Senator McGREGOR - It may have been. At any rate, the Government supplied the information in respect of the year for which Senator Sayers desired it, though I am informed that during the previous year the cost of Hansard was about 50 per cent. more. I believe that the small number of copies of Hansard which is purchased in the different States is due to the fact that the people do not know that they can obtain that publication at such a low price. I invite the attention of honorable senators to the figures in this connexion, because I want them to realize what a small percentage of our population has the remotest chance of becoming aware of what really transpires in this Parliament. In Victoria only 202 copies of the weekly number, in addition to twenty sessional copies of Hansard., are sold. The sessional volumes, I may explain, are bound either in paper or otherwise. In New South Wales, which has a larger population than Victoria, only 165 weekly copies, and eight sessional copies of Hansard are purchased by the public. Probably the people of Victoria, owing to the Commonwealth Parliament meeting in Melbourne, take a little moreinterestin its proceedings than do the people of New South Wales. That fact may account for the lesser number of copies of Hansard sold in the latter State. In Western Australia - and I wish to call the attention of the representatives of that State to the fact - only nine weekly copies and one sessional copy of Hansard are sold. So that the people in that part of the Commonwealth must be a benighted lot. In Queensland, which ought to be a more intelligent State, only twentyfive weekly copies of Hansard, and five sessional copies, are sold to the public; and in South Australia only sixty-six weekly, and five sessional, copies, are purchased by the public. South Australia, therefore, cannot boast very much about its inquisitiveness in regard to our parliamentary proceedings, although in proportion to its population it compares very favorably with the other States. Now I come to Tasmania, which requires more enlightenment politically than does any other part of the world.


Senator Ready - That is a very sweeping statement.


Senator McGREGOR - If the honorable senator objects to my statement I will say that Tasmania requires more education in a social and political sense than does any other part of Australia. How many copies of Hansard are sold in that State ? Only seven weekly, and no sessional, copies. Nobody in that island is sufficiently interested in the proceedings of the National Parliament to induce him to purchase a bound copy of Hansard.

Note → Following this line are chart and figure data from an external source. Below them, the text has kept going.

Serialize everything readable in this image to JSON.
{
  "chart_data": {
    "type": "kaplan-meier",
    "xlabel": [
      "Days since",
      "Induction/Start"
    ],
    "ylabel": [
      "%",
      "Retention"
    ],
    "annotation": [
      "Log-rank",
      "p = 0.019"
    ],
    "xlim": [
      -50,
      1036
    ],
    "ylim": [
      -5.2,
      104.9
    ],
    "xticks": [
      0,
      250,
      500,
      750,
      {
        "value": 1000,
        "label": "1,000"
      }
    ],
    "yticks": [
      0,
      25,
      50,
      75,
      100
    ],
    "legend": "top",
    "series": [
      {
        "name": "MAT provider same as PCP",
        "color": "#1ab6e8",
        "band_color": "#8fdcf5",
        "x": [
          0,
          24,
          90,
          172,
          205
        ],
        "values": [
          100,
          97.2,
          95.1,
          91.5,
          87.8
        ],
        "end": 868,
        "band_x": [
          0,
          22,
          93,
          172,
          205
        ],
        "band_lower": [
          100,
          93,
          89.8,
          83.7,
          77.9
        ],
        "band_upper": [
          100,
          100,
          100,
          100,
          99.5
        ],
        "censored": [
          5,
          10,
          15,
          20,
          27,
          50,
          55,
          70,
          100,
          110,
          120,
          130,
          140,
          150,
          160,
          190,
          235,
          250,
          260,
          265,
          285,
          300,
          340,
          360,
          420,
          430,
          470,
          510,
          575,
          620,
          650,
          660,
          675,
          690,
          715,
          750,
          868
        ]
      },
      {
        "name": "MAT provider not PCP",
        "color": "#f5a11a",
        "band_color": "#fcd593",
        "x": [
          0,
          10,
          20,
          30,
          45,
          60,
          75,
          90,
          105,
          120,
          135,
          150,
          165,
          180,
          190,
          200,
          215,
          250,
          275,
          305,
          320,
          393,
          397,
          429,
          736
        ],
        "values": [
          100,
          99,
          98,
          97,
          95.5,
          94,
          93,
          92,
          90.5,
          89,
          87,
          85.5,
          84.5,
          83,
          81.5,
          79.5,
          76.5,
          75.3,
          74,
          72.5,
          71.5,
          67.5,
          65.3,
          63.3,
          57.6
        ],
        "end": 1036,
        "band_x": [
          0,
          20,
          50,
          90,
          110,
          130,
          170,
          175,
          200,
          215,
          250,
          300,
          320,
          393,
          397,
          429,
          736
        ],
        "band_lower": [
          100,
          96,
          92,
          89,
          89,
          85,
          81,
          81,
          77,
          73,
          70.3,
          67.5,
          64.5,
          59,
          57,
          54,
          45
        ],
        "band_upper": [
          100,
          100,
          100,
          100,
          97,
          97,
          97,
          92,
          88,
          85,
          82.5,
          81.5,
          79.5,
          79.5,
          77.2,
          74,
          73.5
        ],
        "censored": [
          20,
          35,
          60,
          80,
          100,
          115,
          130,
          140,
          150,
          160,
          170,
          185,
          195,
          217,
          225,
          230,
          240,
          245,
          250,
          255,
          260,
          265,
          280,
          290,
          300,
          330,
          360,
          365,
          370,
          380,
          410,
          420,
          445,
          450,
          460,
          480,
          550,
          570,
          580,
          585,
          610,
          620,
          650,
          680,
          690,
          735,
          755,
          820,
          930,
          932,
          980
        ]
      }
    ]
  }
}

Senator Ready - There will be an improvement now that the Labour party are in power.


Senator McGREGOR - I hope so. I am taking part in this debate merely because I wish to impress upon the minds of honorable senators the information which has been elicited by Senator Sayers, so that they may do all that lies in their power to make- it public throughout the length and breadth of Australia that any person can purchase Hansard for a session for 2s. 6d. There are hundreds of persons in Tasmania who, if they were aware of that fact, would undoubtedly purchase it, because they are anxious to learn what Senators Ready, Long, and others have had to say here.


Senator Walker - Does the 2s. 6d. include postage?


Senator McGREGOR - I understand that Hansard is transmitted post free.


Senator W RUSSELL (SOUTH AUSTRALIA) - Why cannot the public purchase Hansard in Adelaide?


Senator McGREGOR - I think that the Government ought to take a hand in this matter, and see that every railway book-stall has copies of Hansard for sale. I hope that this discussion, which has been initiated on the motion of Senator Millen, will have that result, so that, when next session a Select Committee is appointed to inquire into the matter, it will be able to take all these facts into consideration, with a view to evolving a plan under which a greater feeling of fellowship between the people of Australia and their representatives in this Parliament will be established.

Question resolved in the affirmative.